Immune Checkpoints in Solid Organ Transplantation

Abstract

Allogenic graft acceptance is only achieved by life-long immunosuppression, which comes at the cost of significant toxicity. Clinicians face the challenge of adapting the patients' treatments over long periods to lower the risks associated with these toxicities, permanently leveraging the risk of excessive versus insufficient immunosuppression. A major goal and challenge in the field of solid organ transplantation (SOT) is to attain a state of stable immune tolerance specifically towards the grafted organ. The immune system is equipped with a set of inhibitory co-receptors known as immune checkpoints (ICs), which physiologically regulate numerous effector functions. Insufficient regulation through these ICs can lead to autoimmunity and/or immune-mediated toxicity, while excessive expression of ICs induces stable hypo-responsiveness, especially in T cells, a state sometimes referred to as exhaustion. IC blockade has emerged in the last decade as a powerful therapeutic tool against cancer. The opposite action, i.e., subverting IC for the benefit of establishing a state of specific hypo-responsiveness against auto- or allo-antigens, is still in its infancy. In this review, we will summarize the available literature on the role of ICs in SOT and the relevance of ICs with graft acceptance. We will also discuss the possible influence of current immunosuppressive medications on IC functions.
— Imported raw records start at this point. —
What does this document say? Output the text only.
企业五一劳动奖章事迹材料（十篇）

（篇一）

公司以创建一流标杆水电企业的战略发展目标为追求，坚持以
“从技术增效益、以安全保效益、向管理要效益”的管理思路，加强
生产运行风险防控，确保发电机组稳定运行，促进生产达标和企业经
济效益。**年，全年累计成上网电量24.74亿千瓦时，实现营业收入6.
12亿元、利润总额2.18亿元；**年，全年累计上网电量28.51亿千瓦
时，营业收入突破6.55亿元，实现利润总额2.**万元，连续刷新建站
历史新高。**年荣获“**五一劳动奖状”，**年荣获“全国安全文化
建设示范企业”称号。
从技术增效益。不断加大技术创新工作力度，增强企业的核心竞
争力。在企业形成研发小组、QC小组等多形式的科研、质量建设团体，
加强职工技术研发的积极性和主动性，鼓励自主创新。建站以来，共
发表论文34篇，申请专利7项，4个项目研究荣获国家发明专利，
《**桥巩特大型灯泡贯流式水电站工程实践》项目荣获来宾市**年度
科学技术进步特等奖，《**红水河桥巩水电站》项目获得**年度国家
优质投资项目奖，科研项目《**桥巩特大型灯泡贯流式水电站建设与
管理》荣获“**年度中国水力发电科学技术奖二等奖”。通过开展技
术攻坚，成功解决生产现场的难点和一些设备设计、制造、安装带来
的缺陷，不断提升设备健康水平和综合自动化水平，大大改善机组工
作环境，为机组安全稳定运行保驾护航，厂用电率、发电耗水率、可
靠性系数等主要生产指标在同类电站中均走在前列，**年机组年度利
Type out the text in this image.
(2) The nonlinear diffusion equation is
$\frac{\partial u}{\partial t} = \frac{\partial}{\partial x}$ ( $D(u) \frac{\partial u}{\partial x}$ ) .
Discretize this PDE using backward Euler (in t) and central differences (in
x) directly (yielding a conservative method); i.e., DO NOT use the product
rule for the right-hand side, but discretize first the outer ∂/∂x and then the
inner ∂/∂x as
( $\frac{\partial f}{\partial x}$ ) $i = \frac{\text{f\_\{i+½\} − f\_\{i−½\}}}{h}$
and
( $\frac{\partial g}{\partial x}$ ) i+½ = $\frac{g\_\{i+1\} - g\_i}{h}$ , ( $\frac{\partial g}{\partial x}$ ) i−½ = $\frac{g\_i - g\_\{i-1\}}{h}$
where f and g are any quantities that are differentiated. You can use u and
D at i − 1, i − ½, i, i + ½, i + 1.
Keywords: immune checkpoints; immunotherapy; organ transplantation; tolerance.

Figure 1

Regulation of conventional T cell activation by CTLA-4. Priming of naïve T cells requires CD28 co-stimulation, which engages multiple stimulatory pathways: PI3K-AKT, PKCθ, and Ras. CTLA4 binds with higher affinity to CD28 ligands CD80 and CD86, thereby disrupting CD28 signaling. Further, the phosphatases SHP2 (SH2 domain-containing tyrosine phosphatase 2) and PP2A (serine/threonine protein phosphatase 2A), bound to the intracellular tail of CTLA4, directly inhibit proximal CD3 signaling.

Figure 2

Role of IC expression on regulatory T cells.

Figure 3

Regulation of conventional T cell activation by PD-1. PD-1 recruits the phosphatase SHP2 to inhibit the CD3 signaling cascade at the level of ZAP-70 phosphorylation and PI3K activation. It also inhibits Ras. SHP-2 can also recruit BATF to inhibit, directly, effector gene transcription. PD-1 may also interfere with CD28 signaling.

Figure 4

Regulation of conventional T cell activation by Tim-3. Tim- interacts with HLA-B-associated transcripts 3 (BAT3), which maintain lck in an activated form and promote CD3 signaling. In the presence of Gal-9, BAT3 is released from Tim-3, resulting in inhibition of CD3 signaling via an unidentified mechanism.

Figure 5

Regulation of conventional T cell activation by BTLA. BTLA interacts with HVEM at the surface of APC. Once activated, it recruits the phosphatases SHP1 and SHP2 to inhibit the proximal CD3 signaling. Further, HVEM is also able to transduce inhibitory signals to the APC (not depicted).

Figure 6

Regulation of conventional T cell activation by TIGIT. CD226 is a major co-stimulatory molecule for T cells. TIGIT binds to the same ligand (CD155, CD112, or CD113) with higher affinity, thereby disrupting the CD226 signaling. TIGIT also mediates direct inhibitory signaling through the recruitment of SHP1/SHP2. Finally, reverse signaling through TIGIT ligands may induce IL-10 production by DCs, making them tolerogenic.

Figure 7

Regulation of conventional T cell activation by CD244. Upon binding to its ligand CD48 (either through trans- or cis-interactions), CD244 recruits the adaptor protein EAT-2, resulting in inhibition of proximal CD3 signaling.

Figure 8

Regulation of conventional T cell activation by LAG-3. The putative mechanisms of action of LAG-3 primarily involve a repetitive C-terminal EP motif, responsible for disrupting co-receptor–lck interactions, in part through Zn²⁺ sequestration.